Basex, Inc.
- Company type: Privately held
- Industry: Research
- Founded: 1983
- Headquarters: New York City
- Products: Research Consulting

= Basex =

Basex was an IT research and consulting firm that focuses on knowledge management, information management, and collaboration issues and technologies within larger organizations. It was known as The Basex Group until 2001.

== History ==
Basex, which was founded in 1983 as The Basex Group, first started by advising companies on how to understand and leverage the newly deregulated telecommunications environment that came about as a result of the Bell System divestiture. The divestiture allowed telecommunications companies expand to new fields and to develop and offer more deregulated services which in turn supported the Information Age and the Knowledge Economy. Since only the largest companies had, up until that point, had undergone computerization, smaller companies needed advisory services and guidance as they entered this new era, a role that Basex and other companies would undertake.

== Research ==
Basex provided market research, competitive intelligence, and management consulting to various companies. The company wrote a great deal about information overload as being a problem for businesses and indicates it focused on the problem in its research.

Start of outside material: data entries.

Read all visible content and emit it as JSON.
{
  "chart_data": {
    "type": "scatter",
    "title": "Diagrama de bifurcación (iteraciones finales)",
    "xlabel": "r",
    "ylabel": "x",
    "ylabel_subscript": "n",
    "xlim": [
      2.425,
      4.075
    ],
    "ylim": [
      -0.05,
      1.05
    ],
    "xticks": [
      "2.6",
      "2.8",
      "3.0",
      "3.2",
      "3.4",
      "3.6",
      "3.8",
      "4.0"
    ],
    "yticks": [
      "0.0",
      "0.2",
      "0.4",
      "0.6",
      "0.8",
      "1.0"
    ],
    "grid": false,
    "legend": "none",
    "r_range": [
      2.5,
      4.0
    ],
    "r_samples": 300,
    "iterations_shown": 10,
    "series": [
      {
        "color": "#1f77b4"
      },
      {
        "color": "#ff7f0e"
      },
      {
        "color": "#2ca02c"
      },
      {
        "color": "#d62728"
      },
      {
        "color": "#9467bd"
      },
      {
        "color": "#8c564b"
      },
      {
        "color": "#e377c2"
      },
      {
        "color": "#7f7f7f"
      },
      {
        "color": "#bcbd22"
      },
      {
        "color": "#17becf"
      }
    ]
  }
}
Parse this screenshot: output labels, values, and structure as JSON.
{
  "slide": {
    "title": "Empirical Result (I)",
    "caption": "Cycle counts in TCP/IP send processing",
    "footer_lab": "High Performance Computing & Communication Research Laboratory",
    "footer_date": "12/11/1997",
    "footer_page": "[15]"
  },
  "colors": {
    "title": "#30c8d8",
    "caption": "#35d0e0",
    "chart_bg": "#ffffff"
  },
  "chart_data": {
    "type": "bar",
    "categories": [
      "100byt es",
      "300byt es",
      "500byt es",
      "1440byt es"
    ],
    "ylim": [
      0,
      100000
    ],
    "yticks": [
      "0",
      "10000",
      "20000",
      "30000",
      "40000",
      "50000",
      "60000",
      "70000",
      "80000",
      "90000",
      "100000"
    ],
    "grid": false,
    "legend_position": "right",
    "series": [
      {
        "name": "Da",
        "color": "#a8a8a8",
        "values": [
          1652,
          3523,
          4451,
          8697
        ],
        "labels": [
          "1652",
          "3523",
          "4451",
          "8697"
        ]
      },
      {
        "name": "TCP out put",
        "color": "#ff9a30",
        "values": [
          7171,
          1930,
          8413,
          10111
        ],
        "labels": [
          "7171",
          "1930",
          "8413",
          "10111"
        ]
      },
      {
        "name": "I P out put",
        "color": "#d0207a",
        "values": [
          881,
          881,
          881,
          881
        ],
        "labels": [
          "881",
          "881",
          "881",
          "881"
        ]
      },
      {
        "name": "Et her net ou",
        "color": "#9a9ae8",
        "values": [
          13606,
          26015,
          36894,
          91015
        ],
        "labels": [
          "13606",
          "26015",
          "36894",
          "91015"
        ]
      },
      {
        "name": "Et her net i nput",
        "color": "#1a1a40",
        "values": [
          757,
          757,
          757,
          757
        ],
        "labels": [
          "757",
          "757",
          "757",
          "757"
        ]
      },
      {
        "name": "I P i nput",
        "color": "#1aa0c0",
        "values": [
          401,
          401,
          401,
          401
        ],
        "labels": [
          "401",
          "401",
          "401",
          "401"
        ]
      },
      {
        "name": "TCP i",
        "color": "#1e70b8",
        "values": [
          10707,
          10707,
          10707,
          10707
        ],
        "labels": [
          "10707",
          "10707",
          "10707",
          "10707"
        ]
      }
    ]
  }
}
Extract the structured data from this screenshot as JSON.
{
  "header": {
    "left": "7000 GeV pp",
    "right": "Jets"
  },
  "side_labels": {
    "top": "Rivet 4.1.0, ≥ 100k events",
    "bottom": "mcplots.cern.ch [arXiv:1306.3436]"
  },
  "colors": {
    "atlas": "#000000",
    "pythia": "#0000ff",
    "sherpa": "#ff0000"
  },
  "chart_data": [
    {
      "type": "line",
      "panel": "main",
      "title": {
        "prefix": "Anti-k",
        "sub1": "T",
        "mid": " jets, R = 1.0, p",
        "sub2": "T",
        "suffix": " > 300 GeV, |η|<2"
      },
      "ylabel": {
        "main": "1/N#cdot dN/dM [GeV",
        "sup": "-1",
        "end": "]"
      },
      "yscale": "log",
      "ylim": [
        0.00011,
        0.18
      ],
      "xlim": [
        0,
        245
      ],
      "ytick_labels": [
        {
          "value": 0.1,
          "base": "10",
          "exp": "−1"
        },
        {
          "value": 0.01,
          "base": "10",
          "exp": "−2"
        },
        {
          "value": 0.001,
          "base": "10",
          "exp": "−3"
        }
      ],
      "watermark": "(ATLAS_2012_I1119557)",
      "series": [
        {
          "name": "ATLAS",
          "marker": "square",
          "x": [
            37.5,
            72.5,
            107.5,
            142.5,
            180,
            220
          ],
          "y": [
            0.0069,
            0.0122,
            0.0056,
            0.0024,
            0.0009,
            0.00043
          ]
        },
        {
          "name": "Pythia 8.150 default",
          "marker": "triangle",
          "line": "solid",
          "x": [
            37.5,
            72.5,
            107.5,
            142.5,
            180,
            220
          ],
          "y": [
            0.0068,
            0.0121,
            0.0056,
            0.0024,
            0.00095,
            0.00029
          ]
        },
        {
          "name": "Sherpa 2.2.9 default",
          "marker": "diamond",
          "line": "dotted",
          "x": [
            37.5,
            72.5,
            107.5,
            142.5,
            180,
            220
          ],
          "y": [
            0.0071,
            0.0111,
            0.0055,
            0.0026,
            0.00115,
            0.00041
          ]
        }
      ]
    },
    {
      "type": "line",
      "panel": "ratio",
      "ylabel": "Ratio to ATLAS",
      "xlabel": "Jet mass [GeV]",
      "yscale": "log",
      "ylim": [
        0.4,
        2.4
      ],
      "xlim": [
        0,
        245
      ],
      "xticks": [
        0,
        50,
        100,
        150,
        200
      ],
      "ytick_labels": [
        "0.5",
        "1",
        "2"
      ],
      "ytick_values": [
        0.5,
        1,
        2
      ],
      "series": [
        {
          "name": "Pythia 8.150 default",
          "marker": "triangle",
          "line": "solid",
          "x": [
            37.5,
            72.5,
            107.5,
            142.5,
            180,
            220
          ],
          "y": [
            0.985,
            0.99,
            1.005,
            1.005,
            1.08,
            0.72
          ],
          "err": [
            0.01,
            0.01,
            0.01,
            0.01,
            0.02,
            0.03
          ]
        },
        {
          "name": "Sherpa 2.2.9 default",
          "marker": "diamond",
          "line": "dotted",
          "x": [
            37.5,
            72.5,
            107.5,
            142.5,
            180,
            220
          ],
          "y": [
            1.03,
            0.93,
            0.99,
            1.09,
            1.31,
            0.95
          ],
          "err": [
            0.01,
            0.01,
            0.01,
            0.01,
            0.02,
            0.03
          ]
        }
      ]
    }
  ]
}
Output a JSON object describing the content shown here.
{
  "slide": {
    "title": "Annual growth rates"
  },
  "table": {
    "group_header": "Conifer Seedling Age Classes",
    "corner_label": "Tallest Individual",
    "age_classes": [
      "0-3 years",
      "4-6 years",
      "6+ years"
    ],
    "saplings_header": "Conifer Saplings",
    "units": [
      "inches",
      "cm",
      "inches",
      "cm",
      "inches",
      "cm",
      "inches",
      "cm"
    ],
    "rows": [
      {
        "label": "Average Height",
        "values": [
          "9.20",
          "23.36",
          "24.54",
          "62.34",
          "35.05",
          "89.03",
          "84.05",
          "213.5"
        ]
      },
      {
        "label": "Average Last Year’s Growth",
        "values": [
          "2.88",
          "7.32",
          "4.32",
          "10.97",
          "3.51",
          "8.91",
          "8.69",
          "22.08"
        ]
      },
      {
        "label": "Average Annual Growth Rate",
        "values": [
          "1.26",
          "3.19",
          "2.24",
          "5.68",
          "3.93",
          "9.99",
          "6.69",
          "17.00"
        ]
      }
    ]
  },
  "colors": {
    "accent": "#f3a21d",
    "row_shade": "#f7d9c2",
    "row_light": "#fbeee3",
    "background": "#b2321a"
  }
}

Basex primarily focused on how companies and knowledge workers use knowledge management and collaboration technologies and techniques.

Basex said it began concentrating on information overload in the early 1990s. Basex has undertaken various research studies on the subject and maintains that the problem costs the U.S. economy about $900 billion annually.

== Criticism ==
Two articles in The Wall Street Journal (in 2008) and Slate (in 2006) questioned certain aspects of Basex's findings on interruptions although both writers acknowledged that the problem of information overload that Basex was calling attention to was important. Since those two articles appeared, The Wall Street Journal and multiple other publications, including The New York Times, Financial Times, Die Presse, and Business Week, along with numerous more specialized publications, have used Basex's research on information overload as the foundation for a story on information overload.